In Situ Analysis of Changes in Telomere Size during Replicative Aging and Cell Transformation

• Published in: The Journal of cell biology Vol. 134; no. 1; pp. 1 - 12
• Main Authors: Henderson, Scott, Allsopp, Richard, Spector, David, Wang, Sy-Shi, Harley, Calvin
• Format: Journal Article
• Language: English
• Published: United States Rockefeller University Press 01.07.1996; The Rockefeller University Press
• Subjects: Cell Division; Cell lines; Cell Transformation, Viral; Cells; Cells, Cultured; Cellular biology; Cellular Senescence; Chromosomes; Fibroblasts; Genes; HEK293 cells; Humans; In Situ Hybridization, Fluorescence; Interphase; Signal detection; Simian virus 40; Somatic cells; Telomere - ultrastructure; Telomeres
• ISSN: 0021-9525; 1540-8140
• DOI: 10.1083/jcb.134.1.1

Telomeres have been shown to gradually shorten during replicative aging in human somatic cells by Southern analysis. This study examines telomere shortening at the single cell level by fluorescence in situ hybridization (FISH). FISH and confocal microscopy of interphase human diploid fibroblasts (HDFs) demonstrate that telomeres are distributed throughout the nucleus with an interchromosomal heterogeneity in size. Analysis of HDFs at increasing population doubling levels shows a gradual decrease in spot size, intensity, and detectability of telomeric signal. FISH of metaphase chromosomes prepared from young and old HDFs shows a heterogeneity in detection frequency for telomeres on chromosomes 1, 9, 15, and Y. The interchromosomal distribution of detection frequencies was similar for cells at early and late passage.
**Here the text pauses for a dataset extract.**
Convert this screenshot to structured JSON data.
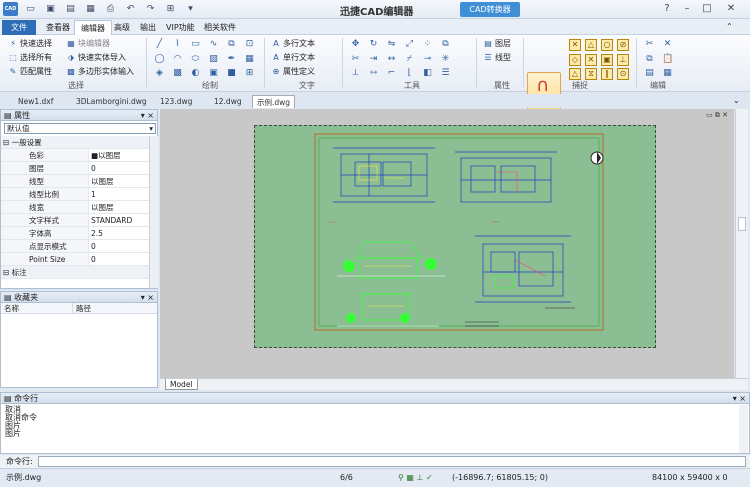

The telomeric detection frequency for metaphase chromosomes also decreased with age. These observations suggest that telomeres shorten at similar rates in normal human somatic cells. T-antigen transformed HDFs near crisis contained telomere signals that were low compared to nontransformed HDFs. A large intracellular heterogeneity in telomere lengths was detected in two telomerase-negative cell lines compared to normal somatic cells and the telomerase-positive 293 cell line. Many telomerase-negative immortal cells had telomeric signals stronger than those in young HDFs, suggesting a different mechanism for telomere length regulation in telomerase-negative immortal cells. These studies provide an in situ demonstration of interchromosomal heterogeneity in telomere lengths. Furthermore, FISH is a reliable and sensitive method for detecting changes in telomere size at the single cell level.